Die bisher sehr strengen französischen Vorschriften zur Reglementierung von Preisrabatten sind auf Grund einer Entscheidung des EuGH vom 10. Juli 2014 (C-421/12) durch Erlass vom 11. März 2014 abgemildert worden. Der frühere Erlass vom 31.12. 2008 zur Reglementierung von Preisrabatten wurde aufgehoben.

Preisrabatte sind demnach unter folgenden Voraussetzungen ähnlich wie in Deutschland möglich.

  • Der Händler hat bei Preisrabatten freie Hand, es sei denn der Preisrabatt erfüllt den Tatbestand der unlauteren Geschäftspraktiken wie insbesondere die Irreführung des Verbrauchers (Article L121-1 Code de la Consommation).
  • Preisrabatt und Vergleichspreis müssen eindeutig angegeben werden.
  • Der Vergleichspreis kann durch den Händler frei festgesetzt werden, wenn es sich um einen Preis handelt, den es wirklich gibt.
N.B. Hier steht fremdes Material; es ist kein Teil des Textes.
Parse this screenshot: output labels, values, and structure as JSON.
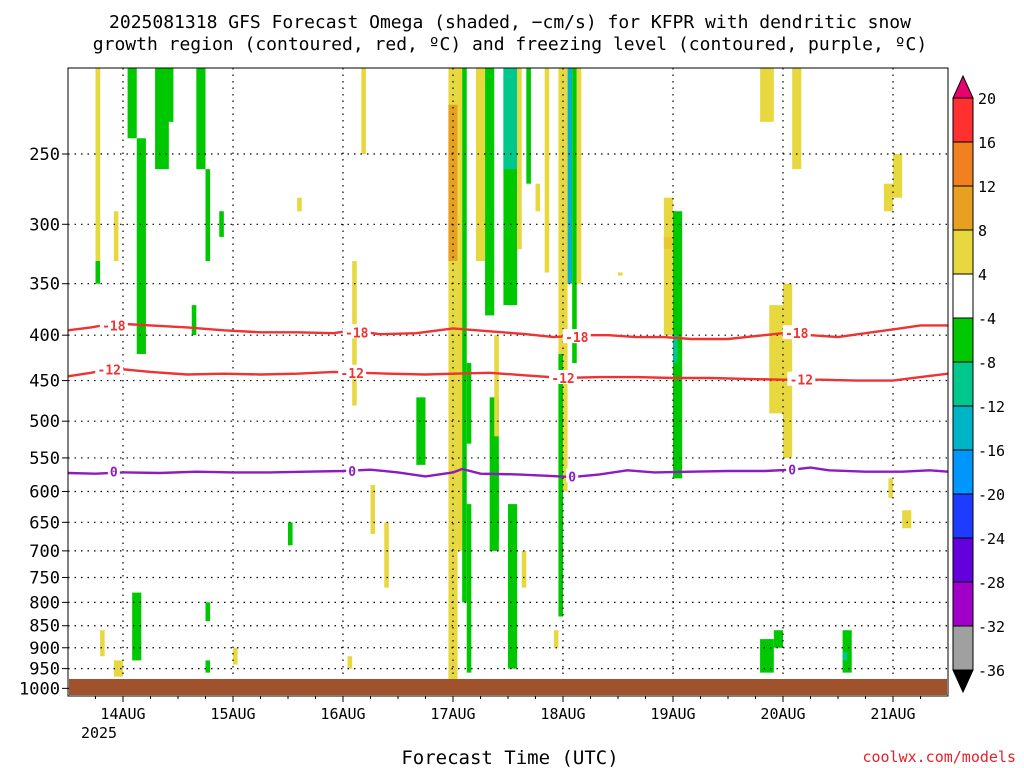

Der Händler muss den angegebenen Vergleichspreis rechtfertigen können.

Allerdings kann die Einschränkung der unlauteren Geschäftspraktiken sich wie ein Einfallstor für die Reglementierung von Preisrabatten auswirken wie dies beim Thema Dauerpreisrabatte bei der nächsten Frage deutlich wird.
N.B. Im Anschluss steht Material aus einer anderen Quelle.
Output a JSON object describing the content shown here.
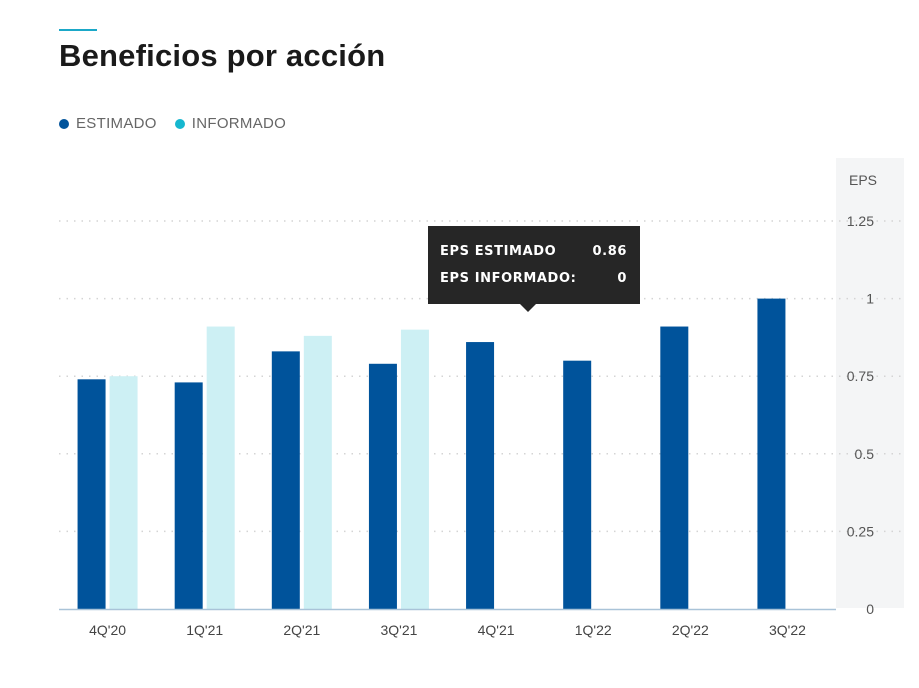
{
  "header": {
    "title": "Beneficios por acción"
  },
  "legend": [
    {
      "label": "ESTIMADO",
      "color": "#00539b"
    },
    {
      "label": "INFORMADO",
      "color": "#16b7cf"
    }
  ],
  "tooltip": {
    "rows": [
      {
        "label": "EPS ESTIMADO",
        "value": "0.86"
      },
      {
        "label": "EPS INFORMADO:",
        "value": "0"
      }
    ]
  },
  "chart_data": {
    "type": "bar",
    "title": "Beneficios por acción",
    "ylabel": "EPS",
    "ylim": [
      0,
      1.25
    ],
    "yticks": [
      "0",
      "0.25",
      "0.5",
      "0.75",
      "1",
      "1.25"
    ],
    "categories": [
      "4Q'20",
      "1Q'21",
      "2Q'21",
      "3Q'21",
      "4Q'21",
      "1Q'22",
      "2Q'22",
      "3Q'22"
    ],
    "series": [
      {
        "name": "ESTIMADO",
        "color": "#00539b",
        "values": [
          0.74,
          0.73,
          0.83,
          0.79,
          0.86,
          0.8,
          0.91,
          1.0
        ]
      },
      {
        "name": "INFORMADO",
        "color": "#cdf0f4",
        "values": [
          0.75,
          0.91,
          0.88,
          0.9,
          null,
          null,
          null,
          null
        ]
      }
    ],
    "grid": true,
    "legend_position": "top-left"
  }
}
Frage: Sind Dauerpreisrabatte als unlautere Geschäftspraktik anzusehen?

Die Gewährung eines Preisrabatts auf bestimmte Artikel ohne Benennung des Zeitraums der Rabattaktion wird von der französischen Wettbewerbsbehörde in einem der IT-Recht Kanzlei bekannten Fall als unlautere Geschäftspraktik gem. Artikel L.121 und L.121-2 des französischen Verbrauchergesetzes (Code de la Consommation) bewertet. Der Verbraucher werde darüber getäuscht, dass der angebliche Sonderpreis in Wirklichkeit der tatsächliche Preis des Artikels ist.

Article L121-1 Code de la Consommation

Les pratiques commerciales déloyales sont interdites. Une pratique commerciale est déloyale lorsqu'elle est contraire aux exigences de la diligence professionnelle et qu'elle altère, ou est susceptible d'altérer de manière substantielle, le comportement économique du consommateur normalement informé et raisonnablement attentif et avisé, à l'égard d'un bien ou d'un service.
Constituent, en particulier, des pratiques commerciales déloyales les pratiques commerciales trompeuses définies aux articles L. 121-2 à L. 121-4 et les pratiques commerciales agressives définies aux articles L. 121-5 et L. 121-7.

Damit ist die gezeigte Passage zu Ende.